Hari provides a striking example from Brazil of how activists who were using the internet to organize for the preservation of democracy were, in doing so, inadvertently supporting technological platforms that were fueling anti-democratic powers in their homeland, the very forces that they were fighting against.
I struggle to imagine how we might move forward as a society. If there is a way forward, it would be – as Jesus infamously said – easier for a camel to go through the eye of a needle than for us to find it. Hari has some thoughts in this vein, and they are good ones, to which we will turn in the coming posts in this series, but as good as they sound, they seem so small and insufficient.
In spite of my failures of imagination here, I remain devoted to the way of Jesus, which if taken literally and seriously is a story about a God who delights in cultivating the unimaginable and bringing it to fruition (bits of leaven and mustard seeds and yes, even the resurrection of those who once were dead!)
Lord have mercy on us. Christ have mercy. Lord have mercy.




Wow, thank you. It validates my struggle with social media. I felt I should show up there more often despite not liking it or feeling disturbed more than informed after scrolling, besides loosing all this precious time. I wonder if there will be an opposite movement which has already started. Just like fast food is still around slow food has gained ground and people come back to the basics. May be there will be a slow media some day, too.

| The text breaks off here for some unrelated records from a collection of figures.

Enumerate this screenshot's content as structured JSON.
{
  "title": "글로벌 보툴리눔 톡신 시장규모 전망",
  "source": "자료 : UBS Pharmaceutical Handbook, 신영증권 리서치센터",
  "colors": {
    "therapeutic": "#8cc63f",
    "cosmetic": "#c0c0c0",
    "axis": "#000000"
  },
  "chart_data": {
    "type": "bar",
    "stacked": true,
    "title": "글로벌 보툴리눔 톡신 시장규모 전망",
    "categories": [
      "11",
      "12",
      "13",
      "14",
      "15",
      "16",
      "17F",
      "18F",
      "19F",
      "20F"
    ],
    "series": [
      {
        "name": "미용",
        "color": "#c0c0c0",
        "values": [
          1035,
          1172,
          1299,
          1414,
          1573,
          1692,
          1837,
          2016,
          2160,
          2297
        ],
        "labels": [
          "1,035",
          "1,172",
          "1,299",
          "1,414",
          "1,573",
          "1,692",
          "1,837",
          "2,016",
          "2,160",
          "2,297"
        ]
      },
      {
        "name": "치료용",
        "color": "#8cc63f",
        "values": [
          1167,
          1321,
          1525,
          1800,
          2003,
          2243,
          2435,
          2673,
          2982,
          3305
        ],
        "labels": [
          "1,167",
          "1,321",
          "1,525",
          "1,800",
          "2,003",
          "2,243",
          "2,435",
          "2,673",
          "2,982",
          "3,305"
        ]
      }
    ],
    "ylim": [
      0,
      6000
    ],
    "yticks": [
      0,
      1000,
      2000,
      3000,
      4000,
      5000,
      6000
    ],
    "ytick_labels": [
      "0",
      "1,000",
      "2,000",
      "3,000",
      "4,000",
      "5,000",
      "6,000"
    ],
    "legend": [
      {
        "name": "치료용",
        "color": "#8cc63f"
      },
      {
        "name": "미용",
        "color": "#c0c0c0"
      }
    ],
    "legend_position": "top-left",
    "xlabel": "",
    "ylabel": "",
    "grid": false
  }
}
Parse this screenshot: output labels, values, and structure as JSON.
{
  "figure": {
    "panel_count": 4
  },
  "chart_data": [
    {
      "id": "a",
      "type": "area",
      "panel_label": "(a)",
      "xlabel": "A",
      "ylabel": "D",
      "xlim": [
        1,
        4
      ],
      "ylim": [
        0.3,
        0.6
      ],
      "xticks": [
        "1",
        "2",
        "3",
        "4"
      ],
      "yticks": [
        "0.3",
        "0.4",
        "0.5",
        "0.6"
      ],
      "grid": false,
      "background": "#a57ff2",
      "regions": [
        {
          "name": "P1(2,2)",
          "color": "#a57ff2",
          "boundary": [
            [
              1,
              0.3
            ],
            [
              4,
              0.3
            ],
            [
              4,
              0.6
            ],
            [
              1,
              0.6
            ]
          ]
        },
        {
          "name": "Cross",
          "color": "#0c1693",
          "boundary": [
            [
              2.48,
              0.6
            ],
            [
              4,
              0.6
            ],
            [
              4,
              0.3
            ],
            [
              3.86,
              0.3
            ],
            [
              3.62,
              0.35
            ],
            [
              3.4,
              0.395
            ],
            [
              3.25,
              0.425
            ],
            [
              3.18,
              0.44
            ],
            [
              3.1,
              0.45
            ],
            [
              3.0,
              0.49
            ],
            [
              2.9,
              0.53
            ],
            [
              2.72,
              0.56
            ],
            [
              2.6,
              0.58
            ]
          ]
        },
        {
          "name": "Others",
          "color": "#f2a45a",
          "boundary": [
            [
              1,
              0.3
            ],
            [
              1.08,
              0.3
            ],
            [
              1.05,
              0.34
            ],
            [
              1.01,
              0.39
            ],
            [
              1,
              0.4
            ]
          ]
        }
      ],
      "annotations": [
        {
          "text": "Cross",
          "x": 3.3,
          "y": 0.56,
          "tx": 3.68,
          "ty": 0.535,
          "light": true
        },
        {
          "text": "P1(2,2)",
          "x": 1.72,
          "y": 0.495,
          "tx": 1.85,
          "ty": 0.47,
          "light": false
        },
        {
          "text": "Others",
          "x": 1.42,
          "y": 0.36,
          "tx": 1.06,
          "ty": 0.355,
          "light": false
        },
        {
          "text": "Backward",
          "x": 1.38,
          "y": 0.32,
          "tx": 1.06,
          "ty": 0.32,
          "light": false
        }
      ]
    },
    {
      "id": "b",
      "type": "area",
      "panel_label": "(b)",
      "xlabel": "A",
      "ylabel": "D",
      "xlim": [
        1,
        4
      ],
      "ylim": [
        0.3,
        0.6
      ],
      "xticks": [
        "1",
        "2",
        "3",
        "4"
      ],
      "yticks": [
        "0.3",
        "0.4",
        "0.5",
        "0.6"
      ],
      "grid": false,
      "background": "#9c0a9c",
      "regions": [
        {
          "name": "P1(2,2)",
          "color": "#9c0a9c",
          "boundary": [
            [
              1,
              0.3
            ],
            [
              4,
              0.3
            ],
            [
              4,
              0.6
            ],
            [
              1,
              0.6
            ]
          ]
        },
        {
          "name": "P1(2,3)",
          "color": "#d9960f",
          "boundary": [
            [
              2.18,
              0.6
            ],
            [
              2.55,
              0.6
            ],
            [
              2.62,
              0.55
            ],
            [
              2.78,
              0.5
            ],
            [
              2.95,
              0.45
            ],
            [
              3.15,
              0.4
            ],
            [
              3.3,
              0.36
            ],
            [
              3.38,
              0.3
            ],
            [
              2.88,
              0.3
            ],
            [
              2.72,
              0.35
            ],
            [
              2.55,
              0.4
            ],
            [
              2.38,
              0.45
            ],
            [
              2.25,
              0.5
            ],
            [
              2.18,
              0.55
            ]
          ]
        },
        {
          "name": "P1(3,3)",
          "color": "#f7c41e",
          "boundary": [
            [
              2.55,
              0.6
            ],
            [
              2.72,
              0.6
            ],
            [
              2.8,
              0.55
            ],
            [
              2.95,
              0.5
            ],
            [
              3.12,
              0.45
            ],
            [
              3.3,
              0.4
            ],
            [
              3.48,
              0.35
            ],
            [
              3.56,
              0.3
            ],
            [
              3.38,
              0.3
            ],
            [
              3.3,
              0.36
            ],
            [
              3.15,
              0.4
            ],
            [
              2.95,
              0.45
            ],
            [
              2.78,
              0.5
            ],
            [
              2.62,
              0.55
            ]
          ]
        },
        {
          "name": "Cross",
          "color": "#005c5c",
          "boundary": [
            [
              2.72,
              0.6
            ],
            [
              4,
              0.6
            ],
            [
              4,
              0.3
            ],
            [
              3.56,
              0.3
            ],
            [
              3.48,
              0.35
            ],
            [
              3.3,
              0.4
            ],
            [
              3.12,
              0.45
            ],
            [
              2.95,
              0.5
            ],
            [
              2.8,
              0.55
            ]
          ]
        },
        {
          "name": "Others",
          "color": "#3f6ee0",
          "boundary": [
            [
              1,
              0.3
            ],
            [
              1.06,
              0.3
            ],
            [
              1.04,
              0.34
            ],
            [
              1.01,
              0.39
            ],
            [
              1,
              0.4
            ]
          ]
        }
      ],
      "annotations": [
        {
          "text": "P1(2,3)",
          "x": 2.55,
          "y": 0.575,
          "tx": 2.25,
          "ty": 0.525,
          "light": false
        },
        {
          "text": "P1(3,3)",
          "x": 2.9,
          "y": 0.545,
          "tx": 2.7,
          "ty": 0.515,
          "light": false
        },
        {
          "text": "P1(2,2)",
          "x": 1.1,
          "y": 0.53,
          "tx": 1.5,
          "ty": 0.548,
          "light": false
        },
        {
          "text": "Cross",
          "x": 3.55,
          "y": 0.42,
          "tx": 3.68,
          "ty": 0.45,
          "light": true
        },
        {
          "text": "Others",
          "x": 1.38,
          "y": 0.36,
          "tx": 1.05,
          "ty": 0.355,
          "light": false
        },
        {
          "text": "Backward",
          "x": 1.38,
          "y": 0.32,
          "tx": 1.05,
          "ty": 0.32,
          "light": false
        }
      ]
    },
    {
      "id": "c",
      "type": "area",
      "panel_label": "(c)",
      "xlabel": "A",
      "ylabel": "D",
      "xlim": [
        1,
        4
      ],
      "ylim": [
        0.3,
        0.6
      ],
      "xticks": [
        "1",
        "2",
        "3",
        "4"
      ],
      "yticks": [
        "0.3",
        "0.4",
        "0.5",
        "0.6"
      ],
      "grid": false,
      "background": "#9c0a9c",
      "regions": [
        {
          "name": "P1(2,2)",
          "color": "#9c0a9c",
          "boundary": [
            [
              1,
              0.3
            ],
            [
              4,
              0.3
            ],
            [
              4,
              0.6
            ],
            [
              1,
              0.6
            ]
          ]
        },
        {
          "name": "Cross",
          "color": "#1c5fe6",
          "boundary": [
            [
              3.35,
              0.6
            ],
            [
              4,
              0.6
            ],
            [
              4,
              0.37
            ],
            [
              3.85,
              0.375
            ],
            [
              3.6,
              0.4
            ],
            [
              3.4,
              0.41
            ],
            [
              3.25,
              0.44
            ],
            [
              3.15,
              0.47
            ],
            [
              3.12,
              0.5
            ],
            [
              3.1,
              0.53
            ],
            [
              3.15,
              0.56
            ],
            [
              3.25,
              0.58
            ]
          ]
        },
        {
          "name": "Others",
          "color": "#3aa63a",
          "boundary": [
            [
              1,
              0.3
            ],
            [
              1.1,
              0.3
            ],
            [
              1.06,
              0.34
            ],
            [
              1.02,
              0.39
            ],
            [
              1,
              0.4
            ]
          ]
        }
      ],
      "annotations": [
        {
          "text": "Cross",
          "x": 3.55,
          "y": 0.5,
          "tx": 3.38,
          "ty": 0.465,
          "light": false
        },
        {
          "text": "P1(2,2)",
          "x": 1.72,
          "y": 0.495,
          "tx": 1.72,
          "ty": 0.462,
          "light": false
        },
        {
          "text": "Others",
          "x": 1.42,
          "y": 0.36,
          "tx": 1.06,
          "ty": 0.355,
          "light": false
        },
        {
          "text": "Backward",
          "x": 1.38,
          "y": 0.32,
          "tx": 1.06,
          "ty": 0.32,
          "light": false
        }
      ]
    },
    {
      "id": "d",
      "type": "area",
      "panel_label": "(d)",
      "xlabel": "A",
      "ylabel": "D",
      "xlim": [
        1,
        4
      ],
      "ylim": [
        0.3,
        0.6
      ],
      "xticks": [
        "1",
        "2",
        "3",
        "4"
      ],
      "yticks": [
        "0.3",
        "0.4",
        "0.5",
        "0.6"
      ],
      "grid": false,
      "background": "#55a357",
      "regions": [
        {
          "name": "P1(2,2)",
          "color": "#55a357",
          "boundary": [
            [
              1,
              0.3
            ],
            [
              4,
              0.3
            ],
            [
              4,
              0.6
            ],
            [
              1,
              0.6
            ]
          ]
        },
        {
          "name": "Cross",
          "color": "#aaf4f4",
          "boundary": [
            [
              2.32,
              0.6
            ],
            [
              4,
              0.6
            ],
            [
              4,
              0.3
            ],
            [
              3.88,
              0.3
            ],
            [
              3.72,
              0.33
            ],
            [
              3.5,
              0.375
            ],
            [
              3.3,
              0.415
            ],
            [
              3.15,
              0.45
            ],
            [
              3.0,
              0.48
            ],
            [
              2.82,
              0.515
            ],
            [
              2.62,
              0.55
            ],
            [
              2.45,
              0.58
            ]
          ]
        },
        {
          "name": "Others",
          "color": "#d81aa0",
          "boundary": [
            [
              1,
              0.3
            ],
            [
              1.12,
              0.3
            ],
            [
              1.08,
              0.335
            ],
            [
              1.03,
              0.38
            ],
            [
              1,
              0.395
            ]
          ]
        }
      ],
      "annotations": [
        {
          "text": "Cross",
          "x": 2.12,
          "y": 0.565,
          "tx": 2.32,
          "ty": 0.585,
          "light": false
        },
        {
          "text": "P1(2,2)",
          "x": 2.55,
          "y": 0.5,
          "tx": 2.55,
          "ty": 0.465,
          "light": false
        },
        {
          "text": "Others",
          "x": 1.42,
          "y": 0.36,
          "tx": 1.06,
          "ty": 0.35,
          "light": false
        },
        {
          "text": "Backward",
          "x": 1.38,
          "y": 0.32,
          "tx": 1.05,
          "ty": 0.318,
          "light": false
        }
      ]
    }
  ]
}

I understand and agree with the point here but I would also argue that there is a wider context of advertising that has been impacting for decades. Naomi Klein was raising the dangers of a society where all discourse is funded by advertising before social media in 'No Logo'. In the UK, there is perhaps a different view to this than in the US because of the role of the BBC. The BBC has been under attack from right wing forces that would love to see its destruction for over a decade. That's partly because it works on a model outside of advertising.
Advertising conforms what is produced and how, within and outside of social media. Perhaps that impacts reading, particularly in the US, as books are one of a dwindling number of advertising-free media.